A pesar de haber preparado, concienzudamente, la maleta, se le había olvidado el cepillo de dientes. Había mirado y remirado entre las prendas que se apilaban encima de la cama; había hurgado en los bolsillos; y nada, no aparecía el cepillo.
Y este hecho, aparentemente anodino, le había producido un malestar del que no podía liberarse fácilmente a pesar de los esfuerzos que hacía; no era por el cepillo en si, que también, sino porque no encontraba explicación a su descuido.
Recordaba haber cogido el lápiz y escrito, uno por uno, todos los utensilios que necesitaba para vivir en ese pueblo; recordaba igualmente el cuaderno; lo recordaba porque había dudado entre comprarse uno nuevo o hacerlo en el que, desde que estudiara el bachillerato, siendo una joven pipiola, había destinado para volcar sus inquietudes; y que finalmente se decidió por esa especie de diario que guardaba, celosamente, y que, de vez en cuando, palpaba y hojeaba con cariño.
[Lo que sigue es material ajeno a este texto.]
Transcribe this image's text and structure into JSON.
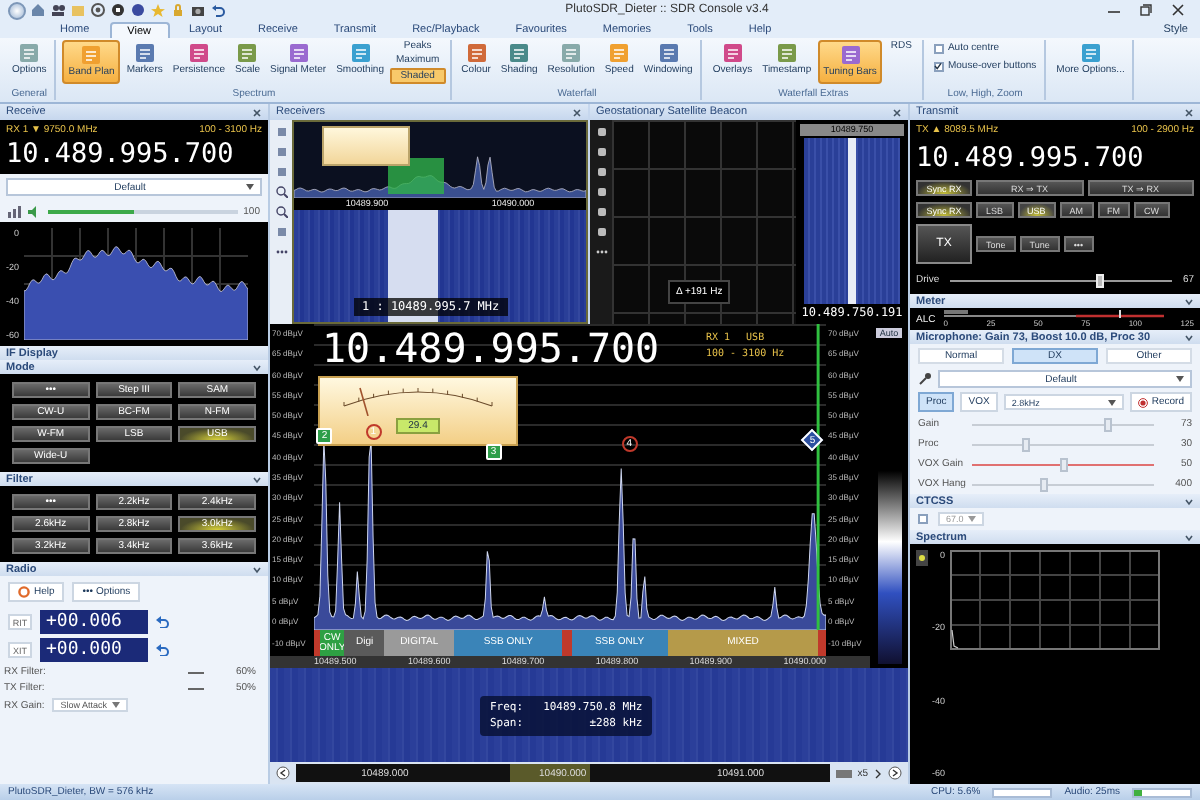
{
  "window": {
    "title": "PlutoSDR_Dieter :: SDR Console v3.4"
  },
  "tabs": [
    {
      "label": "Home",
      "selected": false
    },
    {
      "label": "View",
      "selected": true
    },
    {
      "label": "Layout",
      "selected": false
    },
    {
      "label": "Receive",
      "selected": false
    },
    {
      "label": "Transmit",
      "selected": false
    },
    {
      "label": "Rec/Playback",
      "selected": false
    },
    {
      "label": "Favourites",
      "selected": false
    },
    {
      "label": "Memories",
      "selected": false
    },
    {
      "label": "Tools",
      "selected": false
    },
    {
      "label": "Help",
      "selected": false
    }
  ],
  "style_menu": "Style",
  "ribbon_groups": [
    {
      "title": "General",
      "items": [
        {
          "kind": "large",
          "label": "Options",
          "selected": false
        }
      ]
    },
    {
      "title": "Spectrum",
      "items": [
        {
          "kind": "large",
          "label": "Band Plan",
          "selected": true
        },
        {
          "kind": "large",
          "label": "Markers",
          "selected": false
        },
        {
          "kind": "large",
          "label": "Persistence",
          "selected": false
        },
        {
          "kind": "large",
          "label": "Scale",
          "selected": false
        },
        {
          "kind": "large",
          "label": "Signal Meter",
          "selected": false
        },
        {
          "kind": "large",
          "label": "Smoothing",
          "selected": false
        },
        {
          "kind": "small",
          "label": "Peaks",
          "selected": false
        },
        {
          "kind": "small",
          "label": "Maximum",
          "selected": false
        },
        {
          "kind": "small",
          "label": "Shaded",
          "selected": true
        }
      ]
    },
    {
      "title": "Waterfall",
      "items": [
        {
          "kind": "large",
          "label": "Colour",
          "selected": false
        },
        {
          "kind": "large",
          "label": "Shading",
          "selected": false
        },
        {
          "kind": "large",
          "label": "Resolution",
          "selected": false
        },
        {
          "kind": "large",
          "label": "Speed",
          "selected": false
        },
        {
          "kind": "large",
          "label": "Windowing",
          "selected": false
        }
      ]
    },
    {
      "title": "Waterfall Extras",
      "items": [
        {
          "kind": "large",
          "label": "Overlays",
          "selected": false
        },
        {
          "kind": "large",
          "label": "Timestamp",
          "selected": false
        },
        {
          "kind": "large",
          "label": "Tuning Bars",
          "selected": true
        },
        {
          "kind": "small",
          "label": "RDS",
          "selected": false
        }
      ]
    },
    {
      "title": "Low, High, Zoom",
      "items": [
        {
          "kind": "check",
          "label": "Auto centre",
          "checked": false
        },
        {
          "kind": "check",
          "label": "Mouse-over buttons",
          "checked": true
        }
      ]
    },
    {
      "items": [
        {
          "kind": "large",
          "label": "More Options...",
          "selected": false
        }
      ]
    }
  ],
  "receive": {
    "title": "Receive",
    "rx_label": "RX 1 ▼ 9750.0 MHz",
    "bandwidth": "100 - 3100 Hz",
    "frequency": "10.489.995.700",
    "preset": "Default",
    "volume": {
      "level": 0.45,
      "reading": "100"
    },
    "spectrum": {
      "y_labels": [
        "0",
        "-20",
        "-40",
        "-60"
      ]
    },
    "if_display": "IF Display",
    "mode": {
      "title": "Mode",
      "buttons": [
        {
          "label": "•••",
          "selected": false
        },
        {
          "label": "Step III",
          "selected": false
        },
        {
          "label": "SAM",
          "selected": false
        },
        {
          "label": "CW-U",
          "selected": false
        },
        {
          "label": "BC-FM",
          "selected": false
        },
        {
          "label": "N-FM",
          "selected": false
        },
        {
          "label": "W-FM",
          "selected": false
        },
        {
          "label": "LSB",
          "selected": false
        },
        {
          "label": "USB",
          "selected": true
        },
        {
          "label": "Wide-U",
          "selected": false
        }
      ]
    },
    "filter": {
      "title": "Filter",
      "buttons": [
        {
          "label": "•••",
          "selected": false
        },
        {
          "label": "2.2kHz",
          "selected": false
        },
        {
          "label": "2.4kHz",
          "selected": false
        },
        {
          "label": "2.6kHz",
          "selected": false
        },
        {
          "label": "2.8kHz",
          "selected": false
        },
        {
          "label": "3.0kHz",
          "selected": true
        },
        {
          "label": "3.2kHz",
          "selected": false
        },
        {
          "label": "3.4kHz",
          "selected": false
        },
        {
          "label": "3.6kHz",
          "selected": false
        }
      ]
    },
    "radio": {
      "title": "Radio",
      "help": "Help",
      "options": "••• Options",
      "offsets": [
        {
          "label": "RIT",
          "value": "+00.006"
        },
        {
          "label": "XIT",
          "value": "+00.000"
        }
      ],
      "filters": [
        {
          "label": "RX Filter:",
          "reading": "60%"
        },
        {
          "label": "TX Filter:",
          "reading": "50%"
        }
      ],
      "gain_label": "RX Gain:",
      "gain_value": "Slow Attack"
    }
  },
  "receivers": {
    "title": "Receivers",
    "freq_labels": [
      "10489.900",
      "10490.000"
    ],
    "vfo_label": "1 : 10489.995.7 MHz"
  },
  "beacon": {
    "title": "Geostationary Satellite Beacon",
    "offset": "Δ +191 Hz",
    "marker_freq": "10489.750",
    "frequency": "10.489.750.191"
  },
  "spectrum": {
    "frequency": "10.489.995.700",
    "rx": "RX 1",
    "mode": "USB",
    "bandwidth": "100 - 3100 Hz",
    "meter_reading": "29.4",
    "y_labels": [
      "70 dBµV",
      "65 dBµV",
      "60 dBµV",
      "55 dBµV",
      "50 dBµV",
      "45 dBµV",
      "40 dBµV",
      "35 dBµV",
      "30 dBµV",
      "25 dBµV",
      "20 dBµV",
      "15 dBµV",
      "10 dBµV",
      "5 dBµV",
      "0 dBµV"
    ],
    "floor_label": "-10 dBµV",
    "right_y_labels": [
      "70 dBµV",
      "65 dBµV",
      "60 dBµV",
      "55 dBµV",
      "50 dBµV",
      "45 dBµV",
      "40 dBµV",
      "35 dBµV",
      "30 dBµV",
      "25 dBµV",
      "20 dBµV",
      "15 dBµV",
      "10 dBµV",
      "5 dBµV",
      "0 dBµV"
    ],
    "right_floor_label": "-10 dBµV",
    "markers": [
      {
        "label": "2",
        "kind": "square",
        "color": "#2e9e4a"
      },
      {
        "label": "1",
        "kind": "circle",
        "color": "#c0392b"
      },
      {
        "label": "3",
        "kind": "square",
        "color": "#2e9e4a"
      },
      {
        "label": "4",
        "kind": "circle",
        "color": "#c0392b"
      },
      {
        "label": "5",
        "kind": "diamond",
        "color": "#2b4fa0"
      }
    ],
    "band_segments": [
      {
        "color": "#c0392b"
      },
      {
        "label": "CW ONLY",
        "color": "#2ea043"
      },
      {
        "label": "Digi",
        "color": "#5a5a5a"
      },
      {
        "label": "DIGITAL",
        "color": "#9a9a9a"
      },
      {
        "label": "SSB ONLY",
        "color": "#3a84b8"
      },
      {
        "color": "#c0392b"
      },
      {
        "label": "SSB ONLY",
        "color": "#3a84b8"
      },
      {
        "label": "MIXED",
        "color": "#b59a4a"
      },
      {
        "color": "#c0392b"
      }
    ],
    "x_labels": [
      "10489.500",
      "10489.600",
      "10489.700",
      "10489.800",
      "10489.900",
      "10490.000"
    ],
    "scale_label": "Auto"
  },
  "waterfall": {
    "freq_label": "Freq:",
    "freq": "10489.750.8 MHz",
    "span_label": "Span:",
    "span": "±288 kHz",
    "nav_labels": [
      "10489.000",
      "10490.000",
      "10491.000"
    ],
    "zoom": "x5"
  },
  "transmit": {
    "title": "Transmit",
    "tx_label": "TX ▲ 8089.5 MHz",
    "bandwidth": "100 - 2900 Hz",
    "frequency": "10.489.995.700",
    "sync_buttons": [
      {
        "label": "Sync RX",
        "kind": "sync"
      },
      {
        "label": "RX ⇒ TX",
        "kind": "plain"
      },
      {
        "label": "TX ⇒ RX",
        "kind": "plain"
      }
    ],
    "sync_mode": "Sync RX",
    "modes": [
      {
        "label": "LSB",
        "selected": false
      },
      {
        "label": "USB",
        "selected": true
      },
      {
        "label": "AM",
        "selected": false
      },
      {
        "label": "FM",
        "selected": false
      },
      {
        "label": "CW",
        "selected": false
      }
    ],
    "tx_button": "TX",
    "tone": "Tone",
    "tune": "Tune",
    "more": "•••",
    "drive": {
      "label": "Drive",
      "level": 0.67,
      "reading": "67"
    }
  },
  "meter": {
    "title": "Meter",
    "label": "ALC",
    "scale": [
      "0",
      "25",
      "50",
      "75",
      "100",
      "125"
    ]
  },
  "microphone": {
    "title": "Microphone: Gain 73, Boost 10.0 dB, Proc 30",
    "profiles": [
      {
        "label": "Normal",
        "selected": false
      },
      {
        "label": "DX",
        "selected": true
      },
      {
        "label": "Other",
        "selected": false
      }
    ],
    "preset": "Default",
    "toggles": [
      {
        "label": "Proc",
        "on": true
      },
      {
        "label": "VOX",
        "on": false
      }
    ],
    "bandwidth": "2.8kHz",
    "record": "Record",
    "sliders": [
      {
        "label": "Gain",
        "level": 0.75,
        "reading": "73",
        "kind": "plain"
      },
      {
        "label": "Proc",
        "level": 0.3,
        "reading": "30",
        "kind": "plain"
      },
      {
        "label": "VOX Gain",
        "level": 0.5,
        "reading": "50",
        "kind": "red"
      },
      {
        "label": "VOX Hang",
        "level": 0.4,
        "reading": "400",
        "kind": "plain"
      }
    ]
  },
  "ctcss": {
    "title": "CTCSS",
    "checked": false,
    "tone": "67.0"
  },
  "tx_spectrum": {
    "title": "Spectrum",
    "y_labels": [
      "0",
      "-20",
      "-40",
      "-60"
    ]
  },
  "status_bar": {
    "text": "PlutoSDR_Dieter, BW = 576 kHz",
    "cpu": "CPU: 5.6%",
    "audio": "Audio: 25ms",
    "audio_meter": {
      "level": 0.15
    }
  }
}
Y es que allí recogió los sentimientos que le embargaron al morir su padre; y que mas natural sería que guardara recuerdos también de este acontecimiento -como los guardó de aquel- que, con el paso tiempo, iba a ser decisivo en su vida -qué duda cabe- hasta el momento en que, el Misericordioso Alá, la llamara a su seno como lo había hecho con su padre, que en gloria esté.
2. La Cuerda
¡Ah, su padre!: su muerte fue un golpe duro, terrible, para ella; cómo decirlo, como una losa gigantesca que se le vino encima; de repente se dio cuenta lo inerme que estaba ante la vida; esa vida que había pasado dulcemente, sin las mordidas que da a los más humildes, esos que ella había llamado pobres, con una mezcla de conmiseración y de desprecio...; y de repente ¡zas! comprende que ella se encontraba entre esa misma franja de la sociedad que tiene que ganarse el pan atada a un trabajo, a un sueldo, como el resto de pobres de la tierra.
Se rompió el paracaídas que era su padre y se encontró al raso. Debía de cuidar de ella misma de lo contrario nadie la iba a cuidar. Y el olvido del cepillo no era un buen augurio.
Su padre, militar de profesión, no era una persona rica; de manera que al morir, la paga que le quedó a su madre viuda, no llegaba, o llegaba a duras penas, para pasar el mes, por lo que, a ella, su madre, la envió con la abuela...; además su padre había sido un pilar básico para todos ellos; más que un pilar, todo un paracaídas como ya se ha dicho, que les protegía de cualquier adversidad; es mas, si algún contratiempo se abatía sobre la familia, no llegaba a ninguno de los hijos; o cuando se enteraban, si se enteraban, la tormenta ya había pasado.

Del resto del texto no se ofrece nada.